Woher die Zahl der Leichen tatsächlich kommt
Der Ausdruck ist älter, als die meisten Leute denken. Er stammt aus Vietnam.
General Westmoreland hatte ein PR-Problem. Der Vietnamkrieg verlief schlecht, und die Amerikaner wussten es. Seine Lösung war elegant und zugleich verheerend: die gefallenen feindlichen Soldaten zählen und die Zahlen in den Abendnachrichten verkünden. Hohe Opferzahlen bedeuteten Sieg. Die Medien griffen die Idee auf. Walter Cronkite verlas die Zahlen. Amerika hörte jeden Abend beim Essen die Meldung „Gefallene“.
Der Clou? 61 % der Feldkommandeure gaben später zu, ihre Zahlen geschönt zu haben. Karrieren hingen von hohen Opferzahlen ab, also logen die Leute. Die Statistik war wertlos, weil jeder ein Interesse daran hatte, sie zu manipulieren. Ich denke jedes Mal daran, wenn jemand über seine Sexualpartner lügt. Dieselbe Dynamik, andere Einsätze, dieselbe Unzuverlässigkeit.

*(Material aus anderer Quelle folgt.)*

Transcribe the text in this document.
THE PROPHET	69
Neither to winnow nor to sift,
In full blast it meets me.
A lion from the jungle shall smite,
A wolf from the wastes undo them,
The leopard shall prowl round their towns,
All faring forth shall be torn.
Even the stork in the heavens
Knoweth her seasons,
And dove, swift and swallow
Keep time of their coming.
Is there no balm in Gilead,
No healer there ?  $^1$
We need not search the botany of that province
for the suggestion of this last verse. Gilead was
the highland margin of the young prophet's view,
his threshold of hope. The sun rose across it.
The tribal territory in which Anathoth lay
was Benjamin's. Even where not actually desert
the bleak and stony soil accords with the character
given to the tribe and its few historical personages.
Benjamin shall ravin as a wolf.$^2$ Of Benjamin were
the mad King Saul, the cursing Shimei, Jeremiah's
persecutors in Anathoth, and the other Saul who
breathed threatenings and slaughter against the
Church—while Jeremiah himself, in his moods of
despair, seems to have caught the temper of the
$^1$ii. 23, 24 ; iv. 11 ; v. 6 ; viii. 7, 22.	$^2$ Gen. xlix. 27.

Die Fernsehnachrichten verwenden es immer noch wörtlich. Die Zahl der Erdbebentoten erreicht 200. Die Zahl der Schießtoten erreicht 12. Kein Slang. Nur die Toten werden gezählt.

Die Bedeutung, nach der alle eigentlich suchen
Ich weiß, warum du hier bist. Google hat dich hierher geführt, weil du in einem Gespräch den Ausdruck „Body Count“ gehört hast und nicht wusstest, was er bedeutet. Oder du weißt es bereits und willst sehen, was das Internet dazu sagt. Wie dem auch sei: Im Dating-Slang bezeichnet „Body Count“ die Anzahl der Personen, mit denen du geschlafen hast.

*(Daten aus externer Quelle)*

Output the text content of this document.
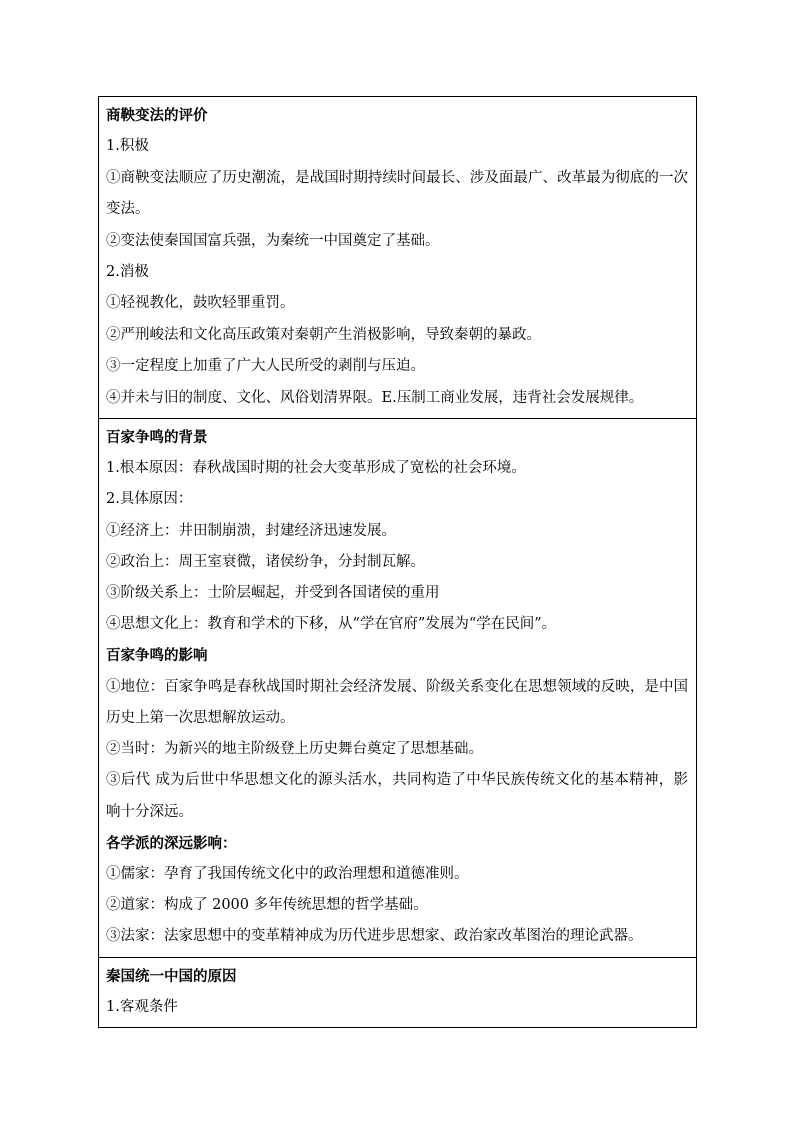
商鞅变法的评价

1.积极

①商鞅变法顺应了历史潮流，是战国时期持续时间最长、涉及面最广、改革最为彻底的一次变法。

②变法使秦国国富兵强，为秦统一中国奠定了基础。

2.消极

①轻视教化，鼓吹轻罪重罚。

②严刑峻法和文化高压政策对秦朝产生消极影响，导致秦朝的暴政。

③一定程度上加重了广大人民所受的剥削与压迫。

④并未与旧的制度、文化、风俗划清界限。E.压制工商业发展，违背社会发展规律。

百家争鸣的背景

1.根本原因：春秋战国时期的社会大变革形成了宽松的社会环境。

2.具体原因：

①经济上：井田制崩溃，封建经济迅速发展。

②政治上：周王室衰微，诸侯纷争，分封制瓦解。

③阶级关系上：士阶层崛起，并受到各国诸侯的重用

④思想文化上：教育和学术的下移，从“学在官府”发展为“学在民间”。

百家争鸣的影响

①地位：百家争鸣是春秋战国时期社会经济发展、阶级关系变化在思想领域的反映，是中国历史上第一次思想解放运动。

②当时：为新兴的地主阶级登上历史舞台奠定了思想基础。

③后代 成为后世中华思想文化的源头活水，共同构造了中华民族传统文化的基本精神，影响十分深远。

各学派的深远影响：

①儒家：孕育了我国传统文化中的政治理想和道德准则。

②道家：构成了 2000 多年传统思想的哲学基础。

③法家：法家思想中的变革精神成为历代进步思想家、政治家改革图治的理论武器。

秦国统一中国的原因

1.客观条件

TikTok hat daraus einen regelrechten Hype gemacht. Der Hashtag erreichte über 700 Millionen Aufrufe. Nutzer filmen sich dabei, wie sie ihren Partnern die Frage vor der Kamera stellen. Manche Paare lachen darüber, andere geraten sichtlich in Panik. Wahrscheinlich sind deswegen auch schon einige Beziehungen zerbrochen, was für großartigen Content und schreckliche Dienstagabende sorgte.
Die Definition klingt einfach, ist es aber nicht. Was zählt denn nun? Meine Freunde und ich haben letztes Jahr beim Brunch 45 Minuten darüber gestritten. Zählt Oralverkehr? Zählt ein One-Night-Stand, bei dem es technisch gesehen nicht zum Höhepunkt kam? Was ist mit dieser College-Sache, die eigentlich nur Rumknutschen war, aber dann... kompliziert wurde? Niemand ist sich einig. Zwei Leute können beide „fünf“ sagen und dabei völlig unterschiedliche Dinge meinen.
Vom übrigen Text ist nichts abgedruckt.